Wednesday, September 06, 2006

The Border War

A CBP Blackhawk swoops down on “bad guys” near the southwest border of the U.S.Our southern border with Mexico is a drug trafficking war zone that is as out of control as the flow of illegal immigrants is. Among the streams of illegal immigrants searching for a better life, lurk dangerous, violent, and reckless criminals and vicious extortionists.

Drug lords terrorize and take over border towns and villages and gangsters trade heroin for guns. The most violent end up on the FBI’s most wanted list. Take Jorge Eduardo Costilla Sanchez, head of the Gulf Cartel, just for one example, with $5 million reward on his head. Sanchez, in addition to being accused of trafficking thousands of kilos of cocaine and marijuana into the United States annually, is wanted for capital murder.

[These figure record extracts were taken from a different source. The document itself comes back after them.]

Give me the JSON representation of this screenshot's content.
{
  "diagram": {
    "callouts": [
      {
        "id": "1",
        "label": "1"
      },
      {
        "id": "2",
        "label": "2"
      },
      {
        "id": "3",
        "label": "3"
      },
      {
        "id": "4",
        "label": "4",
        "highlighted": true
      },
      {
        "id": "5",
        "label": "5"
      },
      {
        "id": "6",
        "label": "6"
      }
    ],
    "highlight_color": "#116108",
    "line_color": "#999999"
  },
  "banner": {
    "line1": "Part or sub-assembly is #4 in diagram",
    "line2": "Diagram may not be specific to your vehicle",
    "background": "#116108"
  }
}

Ninety percent of the cocaine that comes into the United States is smuggled across the southern border, according to official figures. That’s a lot of cocaine, considering that the U.S. consumption is the largest in the world, with 5.9 million persons aged 12 or older using cocaine in 2003. Snorting coke is not just a personal sport. It has enormous social costs. Nearly half of state and local law enforcement agencies identify cocaine (powder or crack) use in violent crimes in their areas.

Well over 90% of all of the imported marijuana comes across the Mexican border. Meth availability is on the rise, fueled primarily by increased production of both powder and ice methamphetamine in Mexico.

The immigration problem brings illegal aliens, drugs, crime, the social impact on the states, and most probably terrorists. Social ills that Washington ignores. The only line of defense currently is the Border Patrol, the Texas Rangers and the civilian Minutemen. Did I mention there's an election 2008?